Numerous varieties of pumpkin exist in the world today, each with their own distinct shape, coloring, size and markings.
Some, like the orange “munchkin,” are small and saucer-shaped, while others are larger and uniformly round like the “Jack-o-Lantern.”
There are white pumpkins, giant pumpkins, pumpkins for pie and even pumpkins with lumps.
And according to Facteau, some appear to be happy, while others just look scary.
Choosing the perfect pumpkin depends largely on whether the fruit is intended for food or decor.
However, regardless of its purpose, it is important that the pumpkin be healthy, according to Sam Dyer, who, together with his wife, Mary Dyer, owns Shields Vegetable Stand in Beekmantown.
“You want to look for a fruit with no sores,” he said. “Anything with a spot on it now is not going to last.”
A pumpkin’s stem is also indicative of its health, Dyer said, so “you want a good solid stem.”

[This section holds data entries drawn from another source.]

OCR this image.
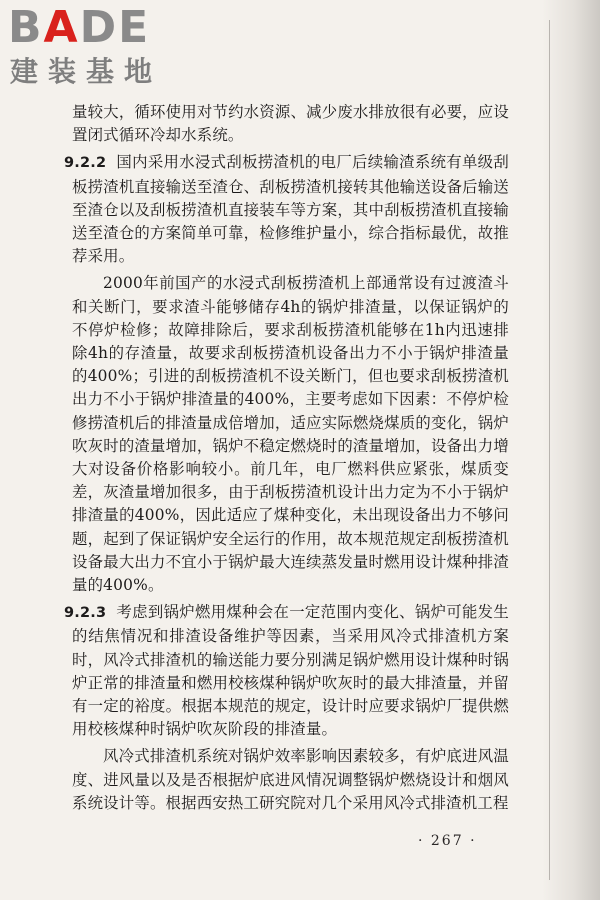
BADE
建装基地

量较大，循环使用对节约水资源、减少废水排放很有必要，应设置闭式循环冷却水系统。

9.2.2 国内采用水浸式刮板捞渣机的电厂后续输渣系统有单级刮板捞渣机直接输送至渣仓、刮板捞渣机接转其他输送设备后输送至渣仓以及刮板捞渣机直接装车等方案，其中刮板捞渣机直接输送至渣仓的方案简单可靠，检修维护量小，综合指标最优，故推荐采用。

2000年前国产的水浸式刮板捞渣机上部通常设有过渡渣斗和关断门，要求渣斗能够储存4h的锅炉排渣量，以保证锅炉的不停炉检修；故障排除后，要求刮板捞渣机能够在1h内迅速排除4h的存渣量，故要求刮板捞渣机设备出力不小于锅炉排渣量的400%；引进的刮板捞渣机不设关断门，但也要求刮板捞渣机出力不小于锅炉排渣量的400%，主要考虑如下因素：不停炉检修捞渣机后的排渣量成倍增加，适应实际燃烧煤质的变化，锅炉吹灰时的渣量增加，锅炉不稳定燃烧时的渣量增加，设备出力增大对设备价格影响较小。前几年，电厂燃料供应紧张，煤质变差，灰渣量增加很多，由于刮板捞渣机设计出力定为不小于锅炉排渣量的400%，因此适应了煤种变化，未出现设备出力不够问题，起到了保证锅炉安全运行的作用，故本规范规定刮板捞渣机设备最大出力不宜小于锅炉最大连续蒸发量时燃用设计煤种排渣量的400%。

9.2.3 考虑到锅炉燃用煤种会在一定范围内变化、锅炉可能发生的结焦情况和排渣设备维护等因素，当采用风冷式排渣机方案时，风冷式排渣机的输送能力要分别满足锅炉燃用设计煤种时锅炉正常的排渣量和燃用校核煤种锅炉吹灰时的最大排渣量，并留有一定的裕度。根据本规范的规定，设计时应要求锅炉厂提供燃用校核煤种时锅炉吹灰阶段的排渣量。

风冷式排渣机系统对锅炉效率影响因素较多，有炉底进风温度、进风量以及是否根据炉底进风情况调整锅炉燃烧设计和烟风系统设计等。根据西安热工研究院对几个采用风冷式排渣机工程

· 267 ·
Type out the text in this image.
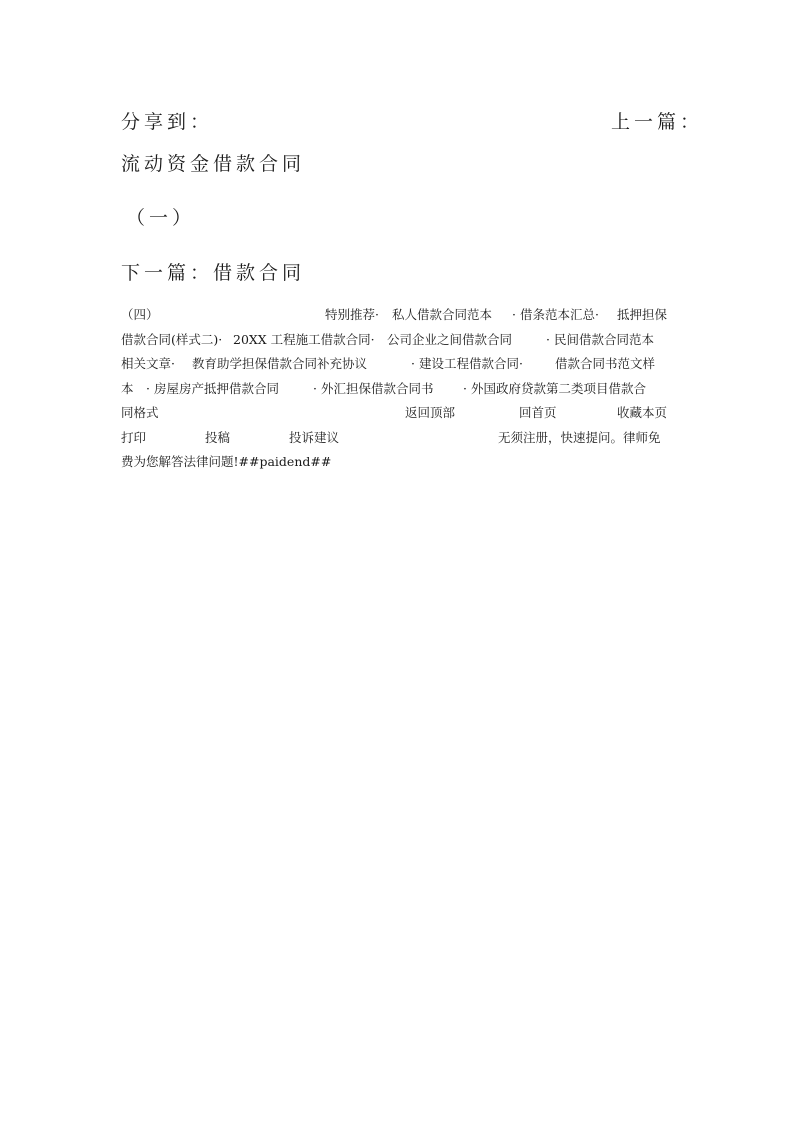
分享到：	上一篇：
流动资金借款合同
（一）
下一篇：借款合同
（四）	特别推荐· 私人借款合同范本 · 借条范本汇总· 抵押担保
借款合同(样式二)· 20XX 工程施工借款合同· 公司企业之间借款合同	· 民间借款合同范本
相关文章· 教育助学担保借款合同补充协议	· 建设工程借款合同·	借款合同书范文样
本 · 房屋房产抵押借款合同	· 外汇担保借款合同书 · 外国政府贷款第二类项目借款合
同格式	返回顶部	回首页	收藏本页
打印	投稿	投诉建议	无须注册，快速提问。律师免
费为您解答法律问题!##paidend##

All varieties of the seasonal fruit are edible; however, pie pumpkins tend to work best for cooking, according to Nina Sullivan, owner of Banker Orchards in Plattsburgh.

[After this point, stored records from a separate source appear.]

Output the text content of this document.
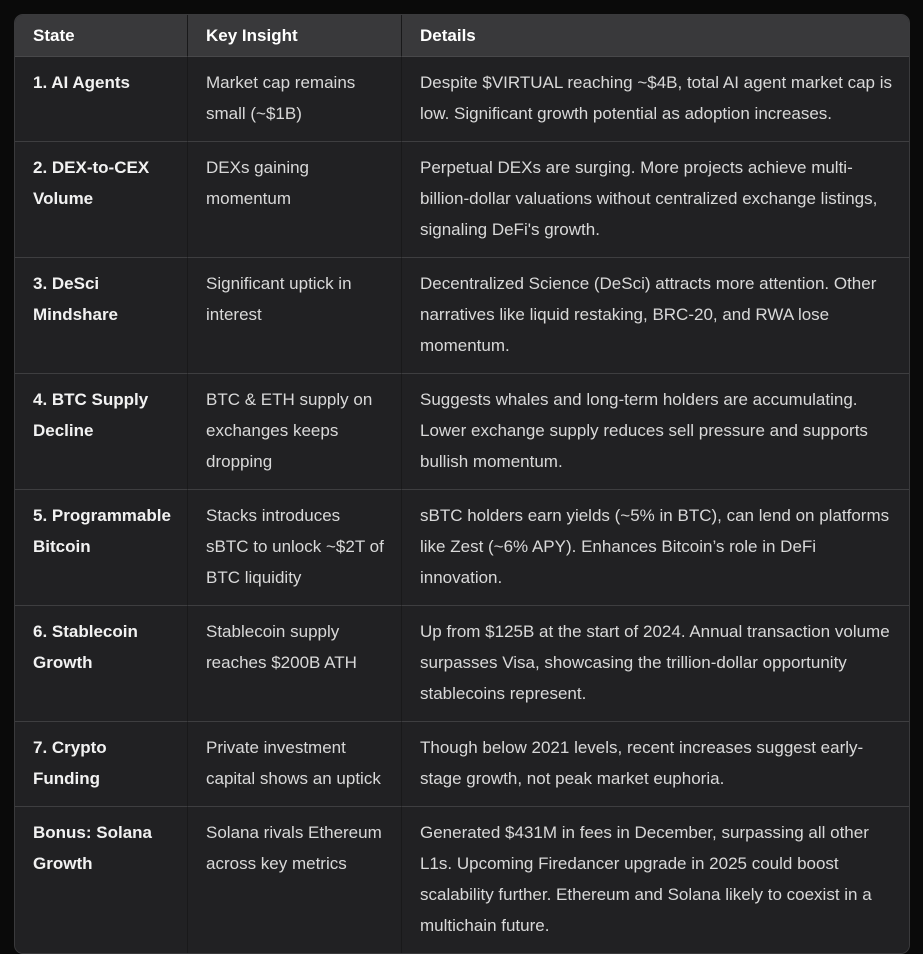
State	Key Insight	Details
1. AI Agents	Market cap remains small (~$1B)	Despite $VIRTUAL reaching ~$4B, total AI agent market cap is low. Significant growth potential as adoption increases.
2. DEX-to-CEX Volume	DEXs gaining momentum	Perpetual DEXs are surging. More projects achieve multi-billion-dollar valuations without centralized exchange listings, signaling DeFi's growth.
3. DeSci Mindshare	Significant uptick in interest	Decentralized Science (DeSci) attracts more attention. Other narratives like liquid restaking, BRC-20, and RWA lose momentum.
4. BTC Supply Decline	BTC & ETH supply on exchanges keeps dropping	Suggests whales and long-term holders are accumulating. Lower exchange supply reduces sell pressure and supports bullish momentum.
5. Programmable Bitcoin	Stacks introduces sBTC to unlock ~$2T of BTC liquidity	sBTC holders earn yields (~5% in BTC), can lend on platforms like Zest (~6% APY). Enhances Bitcoin’s role in DeFi innovation.
6. Stablecoin Growth	Stablecoin supply reaches $200B ATH	Up from $125B at the start of 2024. Annual transaction volume surpasses Visa, showcasing the trillion-dollar opportunity stablecoins represent.
7. Crypto Funding	Private investment capital shows an uptick	Though below 2021 levels, recent increases suggest early-stage growth, not peak market euphoria.
Bonus: Solana Growth	Solana rivals Ethereum across key metrics	Generated $431M in fees in December, surpassing all other L1s. Upcoming Firedancer upgrade in 2025 could boost scalability further. Ethereum and Solana likely to coexist in a multichain future.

“They are a more flavorful pumpkin,” she said.
Pie pumpkins are also smaller in size, have thicker flesh and fewer seeds.
The standard pumpkin pie generally requires a two-to-three-pound fruit, Dyer said.
But pie is just one of many tasty treats that can be made from pumpkin; others include doughnuts, cake, cookies, muffins and bread.
In addition, Facteau said, pie pumpkins are the perfect size to be hollowed out and used to serve pumpkin soup or stew.
The seeds of the fruit can also be roasted for a crunchy snack; larger pumpkins are best for this, as they generally contain more seeds.
Larger pumpkins, like the traditional “Jack-o-Lantern,” are also better for carving faces and designs into for Halloween, Sullivan said, because they have thinner walls, making them easier to puncture with a knife.
For those who wish to decorate their pumpkin without carving it, kits of stick-on faces are available.
These are ideal for young children, according to Sullivan, because they don’t require scissors or glue.
“The kids love the stickers,” she said.
Other decorating kits come with jewels, which can be adhered to the pumpkin for a more glamorous look.
Stencils and paint can also be used to create festive images and faces on the fall fruit.
And totem poles can be constructed by sticking a post in the ground and stacking decorated pumpkins onto it.
“Use your imagination,” Sullivan said.
Of course, unaltered pumpkins can be festive and eye catching, as well.
White pumpkins are quite popular this year, according to Facteau.
And pumpkins covered with wart-like lumps, or “lumpy bumpy” pumpkins, as Sullivan calls them, are a unique way to capture the spirit of Halloween.
“Sometimes we find that the uglier the pumpkin, the better it sells,” Dyer said.
MAKE IT LAST
Healthy, uncarved pumpkins purchased as early as September should last until Halloween and possibly beyond, according to Sullivan; however, it’s important to keep them out of the frost.
The fruit can usually handle being exposed to one frost, she said, but more than one will likely cause it to collapse.
Those who wish to carve their pumpkins should do so shortly only before Halloween to ensure they don’t rot before the big night.